On Monday, the Supreme Court allowed Donald Trump to return to the 2024 presidential primary.

votes, thwarting state efforts to prosecute the former Republican president over the Capitol violence.

One day before to the Super Tuesday primaries, the Supreme Court decided that states could not use a post-Civil War constitutional clause to prevent presidential contenders from running for office. In an unsigned ruling, the court stated that Congress had such authority.

The result puts an end to campaigns in Colorado, Illinois, Maine, and other states to remove Trump, the front-runner for his party’s nomination, off the ballot due to his plans to avenge his defeat to Democrat Joe Biden in the 2020 election, which culminated in the assault on the Capitol on January 6, 2021.

The 14th Amendment’s ban on former officials who “engaged in insurrection” was enacted during the Civil War, and Trump’s case was the first to reach the Supreme Court on the subject.

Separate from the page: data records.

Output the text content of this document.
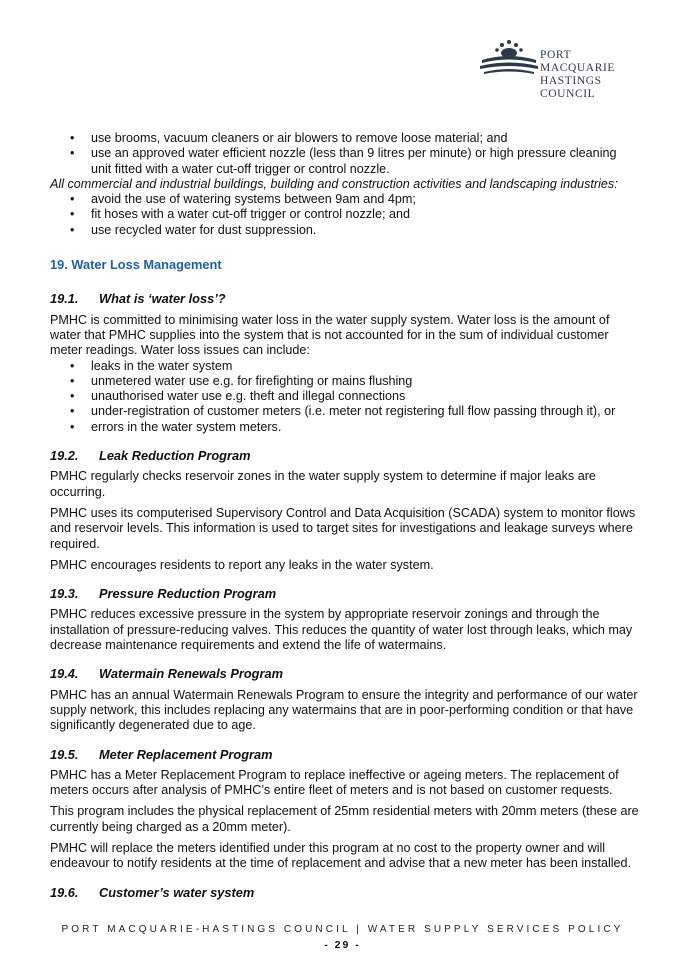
PORT MACQUARIE
HASTINGS COUNCIL
• use brooms, vacuum cleaners or air blowers to remove loose material; and
• use an approved water efficient nozzle (less than 9 litres per minute) or high pressure cleaning unit fitted with a water cut-off trigger or control nozzle.

All commercial and industrial buildings, building and construction activities and landscaping industries:

• avoid the use of watering systems between 9am and 4pm;
• fit hoses with a water cut-off trigger or control nozzle; and
• use recycled water for dust suppression.

19. Water Loss Management

19.1. What is ‘water loss’?

PMHC is committed to minimising water loss in the water supply system. Water loss is the amount of water that PMHC supplies into the system that is not accounted for in the sum of individual customer meter readings. Water loss issues can include:

• leaks in the water system
• unmetered water use e.g. for firefighting or mains flushing
• unauthorised water use e.g. theft and illegal connections
• under-registration of customer meters (i.e. meter not registering full flow passing through it), or
• errors in the water system meters.

19.2. Leak Reduction Program

PMHC regularly checks reservoir zones in the water supply system to determine if major leaks are occurring.

PMHC uses its computerised Supervisory Control and Data Acquisition (SCADA) system to monitor flows and reservoir levels. This information is used to target sites for investigations and leakage surveys where required.

PMHC encourages residents to report any leaks in the water system.

19.3. Pressure Reduction Program

PMHC reduces excessive pressure in the system by appropriate reservoir zonings and through the installation of pressure-reducing valves. This reduces the quantity of water lost through leaks, which may decrease maintenance requirements and extend the life of watermains.

19.4. Watermain Renewals Program

PMHC has an annual Watermain Renewals Program to ensure the integrity and performance of our water supply network, this includes replacing any watermains that are in poor-performing condition or that have significantly degenerated due to age.

19.5. Meter Replacement Program

PMHC has a Meter Replacement Program to replace ineffective or ageing meters. The replacement of meters occurs after analysis of PMHC’s entire fleet of meters and is not based on customer requests.

This program includes the physical replacement of 25mm residential meters with 20mm meters (these are currently being charged as a 20mm meter).

PMHC will replace the meters identified under this program at no cost to the property owner and will endeavour to notify residents at the time of replacement and advise that a new meter has been installed.

19.6. Customer’s water system

PORT MACQUARIE-HASTINGS COUNCIL | WATER SUPPLY SERVICES POLICY
- 29 -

In a precedent-setting decision, the Colorado Supreme Court determined that Trump might be subject to the application of Section 3, finding that the President incited the assault on the Capitol. No court has before applied Section 3 to a candidate for president.

A verdict requiring Congress to act in order to apply Section 3 has alarmed some observers because it may spark a fresh debate over whether or not to utilize the clause to disqualify Trump in the event that he wins. Under one possibility, on January 6, 2025, a Democratic-controlled Congress would attempt to refuse certifying Trump’s victory. — AP

asserts that states cannot use a constitutional clause

A day before to the Super Tuesday primaries, the Supreme Court justices decided that states could not use a post-Civil War constitutional clause to prevent presidential candidates from running for office. In an unsigned ruling, the court stated that Congress had such authority.

Ex-CFO enters a guilty plea to perjury in the civil fraud case of the former PRZ.

The former chief financial officer of Donald Trump’s business, Allen Weisselberg, entered a guilty plea to lying on Monday in relation to evidence he provided in the former president’s civil fraud lawsuit.
Weisselberg, 76, entered a guilty plea to two charges and was given a five-month prison sentence. This would be Weisselberg’s second jail term after a 100-day stay in an unrelated tax fraud case last year.